Joaquin 'El Chapo' Guzman Threatening to Sue Univision, Netflix Over Plans for TV Series About His Life
Attorneys for reputed drug lord Joaquin "El Chapo" Guzman are threatening to sue Netflix and Univision if the two networks make good on a plan to air a new series about his life without compensating him.
Andres Granados insists the two networks are obligated to pay his client for the use of his name and nickname in the series. Currently, Guzman is being held in a Mexican prison and facing extradition to the U.S. on a slew of federal drug trafficking charges.
"If they air this, they are immediately going to be sued," Granados recently told reporters. "They, by necessity, need the authorization of Mr.
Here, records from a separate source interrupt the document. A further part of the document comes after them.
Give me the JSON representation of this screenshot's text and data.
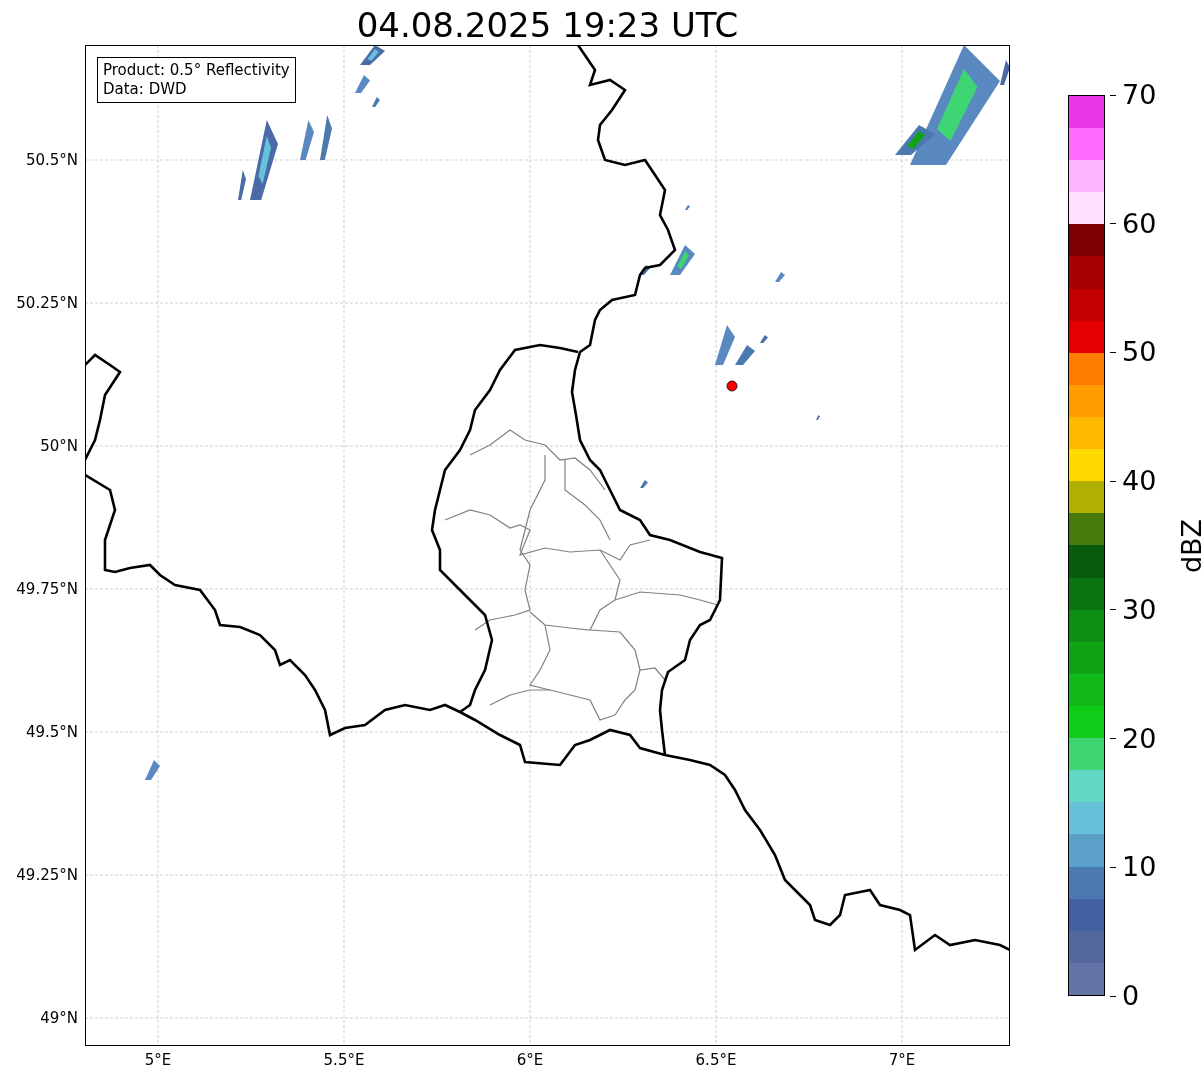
{
  "title": "04.08.2025 19:23 UTC",
  "legend": [
    "Product: 0.5° Reflectivity",
    "Data: DWD"
  ],
  "lat_ticks": [
    "50.5°N",
    "50.25°N",
    "50°N",
    "49.75°N",
    "49.5°N",
    "49.25°N",
    "49°N"
  ],
  "lon_ticks": [
    "5°E",
    "5.5°E",
    "6°E",
    "6.5°E",
    "7°E"
  ],
  "colorbar": {
    "label": "dBZ",
    "ticks": [
      "70",
      "60",
      "50",
      "40",
      "30",
      "20",
      "10",
      "0"
    ],
    "bins": [
      {
        "color": "#6574a6"
      },
      {
        "color": "#5468a0"
      },
      {
        "color": "#4460a2"
      },
      {
        "color": "#4a79b0"
      },
      {
        "color": "#5aa0c8"
      },
      {
        "color": "#66c2db"
      },
      {
        "color": "#60d8c4"
      },
      {
        "color": "#3ed672"
      },
      {
        "color": "#10cc18"
      },
      {
        "color": "#10b818"
      },
      {
        "color": "#10a414"
      },
      {
        "color": "#0e8e14"
      },
      {
        "color": "#0a7510"
      },
      {
        "color": "#085c0c"
      },
      {
        "color": "#467a0a"
      },
      {
        "color": "#b0b002"
      },
      {
        "color": "#ffd800"
      },
      {
        "color": "#ffb800"
      },
      {
        "color": "#ff9c00"
      },
      {
        "color": "#ff7c00"
      },
      {
        "color": "#e40000"
      },
      {
        "color": "#c40000"
      },
      {
        "color": "#a40000"
      },
      {
        "color": "#7c0000"
      },
      {
        "color": "#ffe0ff"
      },
      {
        "color": "#ffb4ff"
      },
      {
        "color": "#ff6cff"
      },
      {
        "color": "#e838e8"
      }
    ]
  }
}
Guzman, because he is not dead."
El Chapo Might be Open to Deal
Granados later added at the right price his client "could supply more information to make it a better project for them."
The two networks recently announced plans to produce an original drama about El Chapo that could hit the airwaves by as soon as 2017. Univision recently released its first trailer for the project, which features a series of scenes representing different eras and aspects of Mexico sullied by overflow rivers of blood.
Meanwhile, U.S. authorities recently dropped as many as a dozen murder charges against "El Chapo" with little public mention.
U.S. Murder Charges Dropped
Word is federal prosecutors in New York removed the brutal acts from a list of formal charges filed against the notorious Sinaloa drug cartel leader as part of a plan they hope will prove easier to convict him.
Lawyers for Guzman are reported to be in the midst of fighting his extradition, while federal prosecutors from New York's eastern district are rumored to have won the right to prosecute him here after competing with rival cases in Chicago, San Diego and El Paso.
"It is a calculus that involves a lot of different issues, but what it boils down to at the end of day is: who's got the best charges and who's got the best evidence," said Theresa Van Vliet, a former chief of narcotics at the justice department. "It's as simple as that."